Create a webhook node that listens for POST requests at /webhook/uptime-alert. Uptime Kuma will send a payload that includes the monitor name, URL, and error message.

2. Build the Prompt

A Code node extracts the relevant fields and builds a prompt for the LLM:

const monitor = $input.first().json.body.monitor;
const msg = $input.first().json.body.msg;

return {
  model: 'llama3.2',
  prompt: `A homelab service is down.
Service: ${monitor.name}
URL: ${monitor.url || monitor.hostname}
Error: ${msg}

Provide 3-5 brief troubleshooting steps. Be concise.`,
  monitor_name: monitor.name,
  error_message: msg
};

3. Query Ollama

An HTTP Request node sends the prompt to Ollama's API:

URL: http://localhost:11434/api/generate
Method: POST
Body: The model and prompt from the previous node

Set a reasonable timeout (60 seconds) since LLM inference takes a moment, and make sure stream is set to false so you get the complete response in one shot.

4. Send to Slack

Finally, a Slack node posts a formatted message with both the alert and the AI analysis. I use Block Kit for nice formatting:

{
  "blocks": [
    {
      "type": "header",
      "text": {
        "type": "plain_text",
        "text": "🤖 AI Troubleshooting: {{ $json.monitor_name }}"
      }
    },
    {
      "type": "section",
      "text": {
        "type": "mrkdwn",
        "text": "*Error:* {{ $json.error_message }}"
      }
    },
    {
      "type": "section",
      "text": {
        "type": "mrkdwn",
        "text": "*AI Analysis:*\n{{ $json.response }}"
      }
    }
  ]
}

What It Looks Like in Practice

When my Home Assistant instance went down last week, here's what showed up in Slack:

🤖 AI Troubleshooting: Home Assistant

Error: Connection refused after 30s

AI Analysis:

Check if the Docker container is running: docker ps | grep homeassistant

Verify the host is reachable: ping 192.168.1.64

Check Docker logs for errors: docker logs homeassistant

Ensure port 8123 isn't blocked by firewall

Check disk space on AI server: df -h

It turned out to be a Docker issue - a failed integration update had crashed the container. The AI's suggestion to check Docker logs pointed me right to the problem.

Tips and Gotchas

Model selection matters. I use llama3.2 because it's fast enough to respond within a few seconds and smart enough to give useful suggestions. Larger models give better responses but you'll wait longer for alerts.

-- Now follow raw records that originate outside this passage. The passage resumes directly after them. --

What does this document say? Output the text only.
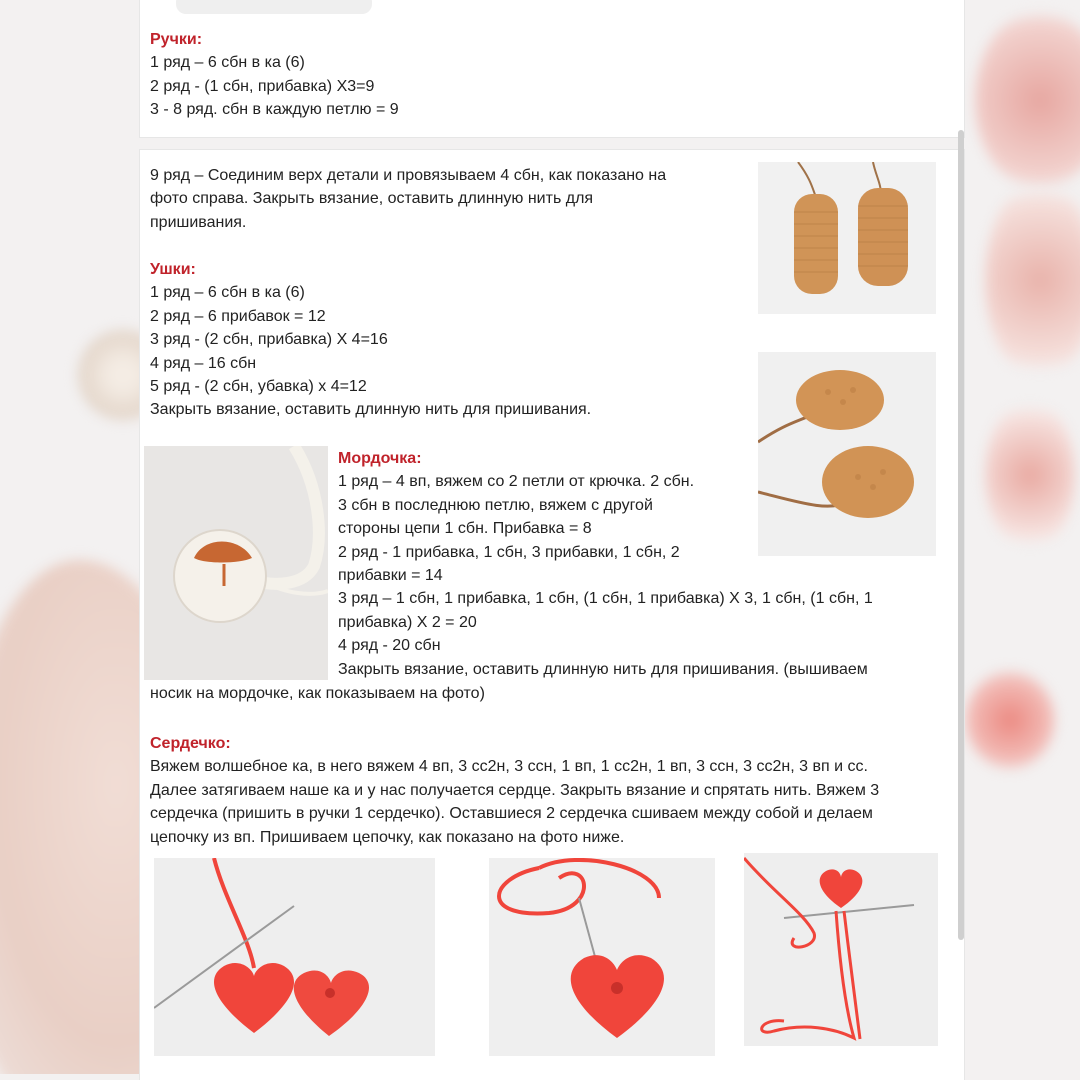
Ручки:
1 ряд – 6 сбн в ка (6)
2 ряд - (1 сбн, прибавка) Х3=9
3 - 8 ряд. сбн в каждую петлю = 9
9 ряд – Соединим верх детали и провязываем 4 сбн, как показано на
фото справа. Закрыть вязание, оставить длинную нить для
пришивания.
Ушки:
1 ряд – 6 сбн в ка (6)
2 ряд – 6 прибавок = 12
3 ряд - (2 сбн, прибавка) Х 4=16
4 ряд – 16 сбн
5 ряд - (2 сбн, убавка) х 4=12
Закрыть вязание, оставить длинную нить для пришивания.
Мордочка:
1 ряд – 4 вп, вяжем со 2 петли от крючка. 2 сбн.
3 сбн в последнюю петлю, вяжем с другой
стороны цепи 1 сбн. Прибавка = 8
2 ряд - 1 прибавка, 1 сбн, 3 прибавки, 1 сбн, 2
прибавки = 14
3 ряд – 1 сбн, 1 прибавка, 1 сбн, (1 сбн, 1 прибавка) Х 3, 1 сбн, (1 сбн, 1
прибавка) Х 2 = 20
4 ряд - 20 сбн
Закрыть вязание, оставить длинную нить для пришивания. (вышиваем
носик на мордочке, как показываем на фото)
Сердечко:
Вяжем волшебное ка, в него вяжем 4 вп, 3 сс2н, 3 ссн, 1 вп, 1 сс2н, 1 вп, 3 ссн, 3 сс2н, 3 вп и сс.
Далее затягиваем наше ка и у нас получается сердце. Закрыть вязание и спрятать нить. Вяжем 3
сердечка (пришить в ручки 1 сердечко). Оставшиеся 2 сердечка сшиваем между собой и делаем
цепочку из вп. Пришиваем цепочку, как показано на фото ниже.
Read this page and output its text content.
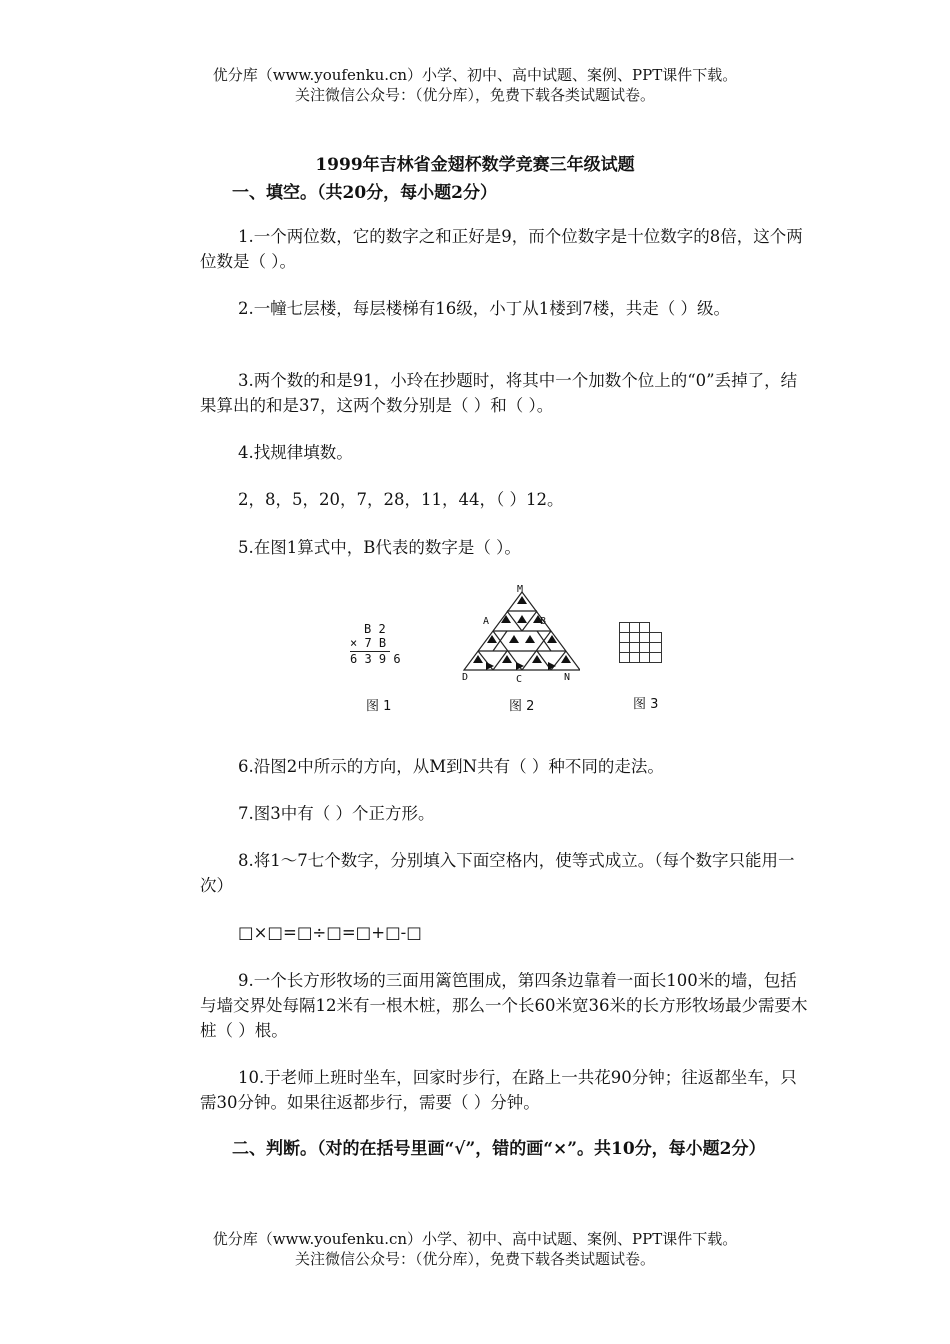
优分库（www.youfenku.cn）小学、初中、高中试题、案例、PPT课件下载。
关注微信公众号：（优分库），免费下载各类试题试卷。
1999年吉林省金翅杯数学竞赛三年级试题
一、填空。（共20分，每小题2分）
1.一个两位数，它的数字之和正好是9，而个位数字是十位数字的8倍，这个两位数是（ ）。
2.一幢七层楼，每层楼梯有16级，小丁从1楼到7楼，共走（ ）级。
3.两个数的和是91，小玲在抄题时，将其中一个加数个位上的“0”丢掉了，结果算出的和是37，这两个数分别是（ ）和（ ）。
4.找规律填数。
2，8，5，20，7，28，11，44，（ ）12。
5.在图1算式中，B代表的数字是（ ）。
B 2
× 7 B
6 3 9 6
图 1
M
A	B
D	C	N
图 2	图 3
6.沿图2中所示的方向，从M到N共有（ ）种不同的走法。
7.图3中有（ ）个正方形。
8.将1～7七个数字，分别填入下面空格内，使等式成立。（每个数字只能用一次）
□×□=□÷□=□+□-□
9.一个长方形牧场的三面用篱笆围成，第四条边靠着一面长100米的墙，包括与墙交界处每隔12米有一根木桩，那么一个长60米宽36米的长方形牧场最少需要木桩（ ）根。
10.于老师上班时坐车，回家时步行，在路上一共花90分钟；往返都坐车，只需30分钟。如果往返都步行，需要（ ）分钟。
二、判断。（对的在括号里画“√”，错的画“×”。共10分，每小题2分）
优分库（www.youfenku.cn）小学、初中、高中试题、案例、PPT课件下载。
关注微信公众号：（优分库），免费下载各类试题试卷。
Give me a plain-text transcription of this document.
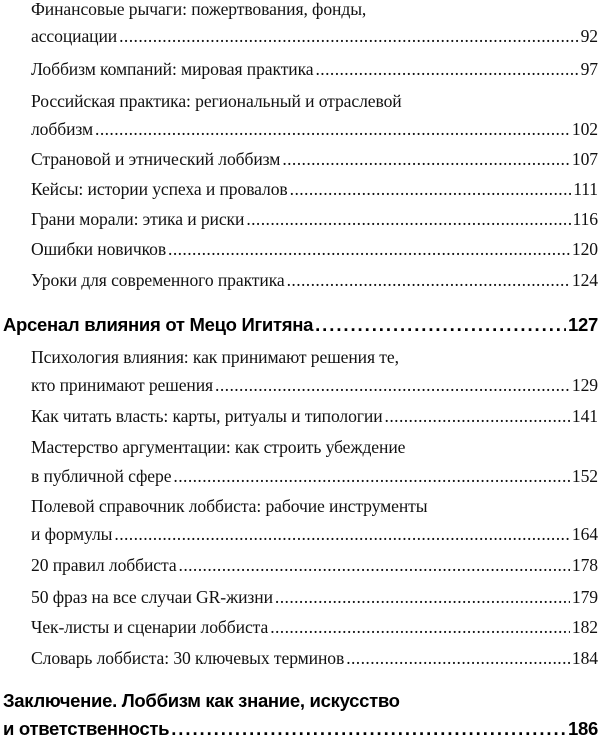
Финансовые рычаги: пожертвования, фонды,
ассоциации . . .	92
Лоббизм компаний: мировая практика . . .	97
Российская практика: региональный и отраслевой
лоббизм . . .	102
Страновой и этнический лоббизм . . .	107
Кейсы: истории успеха и провалов . . .	111
Грани морали: этика и риски . . .	116
Ошибки новичков . . .	120
Уроки для современного практика . . .	124
Арсенал влияния от Мецо Игитяна . . .	127
Психология влияния: как принимают решения те,
кто принимают решения . . .	129
Как читать власть: карты, ритуалы и типологии . . .	141
Мастерство аргументации: как строить убеждение
в публичной сфере . . .	152
Полевой справочник лоббиста: рабочие инструменты
и формулы . . .	164
20 правил лоббиста . . .	178
50 фраз на все случаи GR-жизни . . .	179
Чек-листы и сценарии лоббиста . . .	182
Словарь лоббиста: 30 ключевых терминов . . .	184
Заключение. Лоббизм как знание, искусство
и ответственность . . .	186
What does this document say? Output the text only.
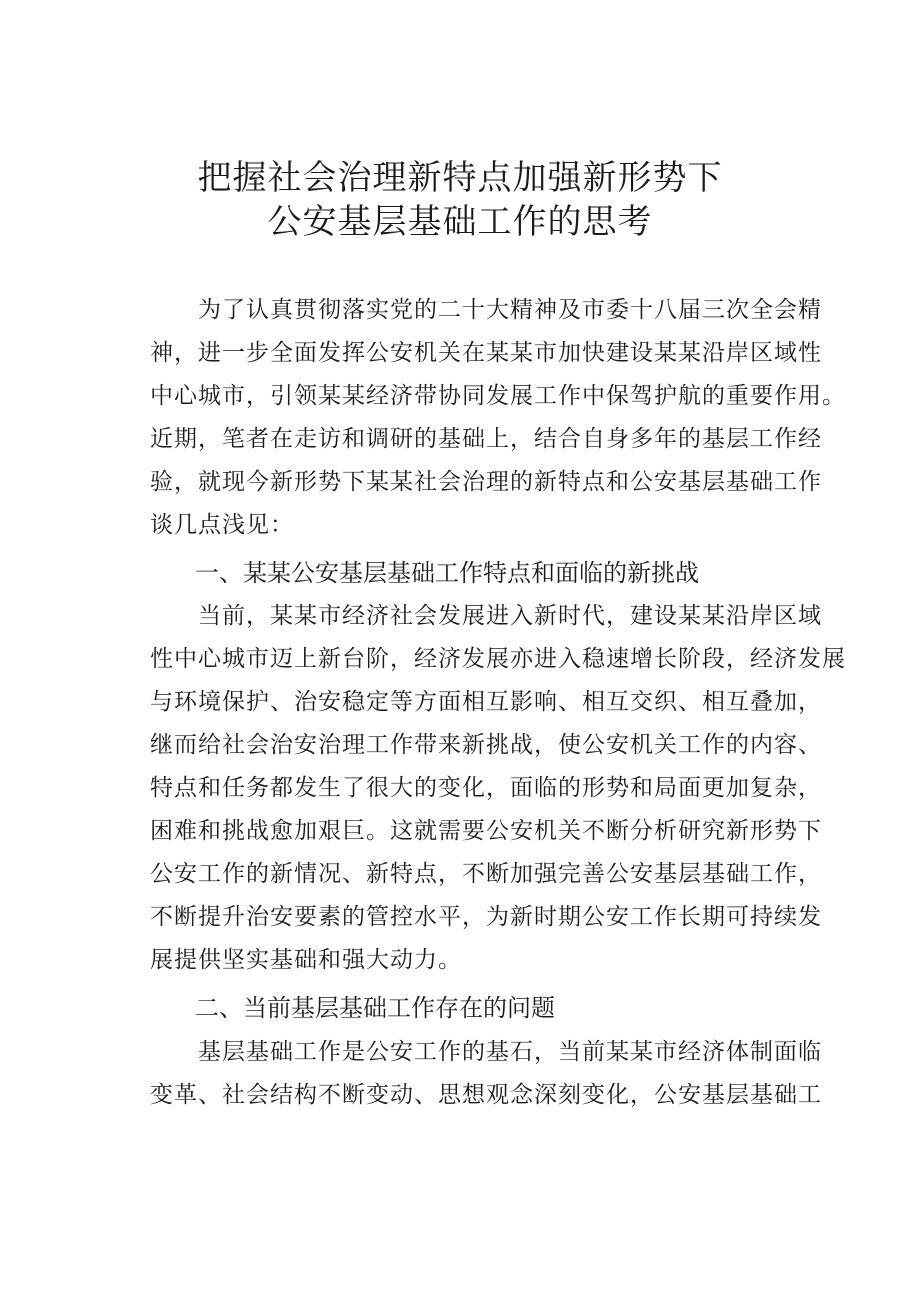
把握社会治理新特点加强新形势下
公安基层基础工作的思考
　　为了认真贯彻落实党的二十大精神及市委十八届三次全会精
神，进一步全面发挥公安机关在某某市加快建设某某沿岸区域性
中心城市，引领某某经济带协同发展工作中保驾护航的重要作用。
近期，笔者在走访和调研的基础上，结合自身多年的基层工作经
验，就现今新形势下某某社会治理的新特点和公安基层基础工作
谈几点浅见：
一、某某公安基层基础工作特点和面临的新挑战
　　当前，某某市经济社会发展进入新时代，建设某某沿岸区域
性中心城市迈上新台阶，经济发展亦进入稳速增长阶段，经济发展
与环境保护、治安稳定等方面相互影响、相互交织、相互叠加，
继而给社会治安治理工作带来新挑战，使公安机关工作的内容、
特点和任务都发生了很大的变化，面临的形势和局面更加复杂，
困难和挑战愈加艰巨。这就需要公安机关不断分析研究新形势下
公安工作的新情况、新特点，不断加强完善公安基层基础工作，
不断提升治安要素的管控水平，为新时期公安工作长期可持续发
展提供坚实基础和强大动力。
二、当前基层基础工作存在的问题
　　基层基础工作是公安工作的基石，当前某某市经济体制面临
变革、社会结构不断变动、思想观念深刻变化，公安基层基础工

Keep prompts focused. The more context you give the LLM about your specific setup, the better the suggestions. You could enhance the prompt with information about your infrastructure pulled from a knowledge base.

Handle Ollama failures gracefully. If Ollama is down (ironic, I know), make sure your workflow still sends the basic alert. I have a fallback that posts "AI analysis unavailable" rather than failing silently.

Don't alert on recovery. Configure Uptime Kuma to only send webhooks on DOWN events, not on recovery. Otherwise you'll get AI analysis of "the service came back up" which isn't very helpful.

What's Next

This basic setup works well, but there's room to expand. Some ideas I'm considering:

Query a RAG system with my homelab documentation for more specific suggestions
Add an "attempt auto-repair" option for common issues
Track which suggestions actually helped to improve prompts over time
Integrate with Home Assistant to check related sensor data

The point isn't to replace actual debugging skills - it's to get a head start on troubleshooting when you're half asleep and just want to know where to look first.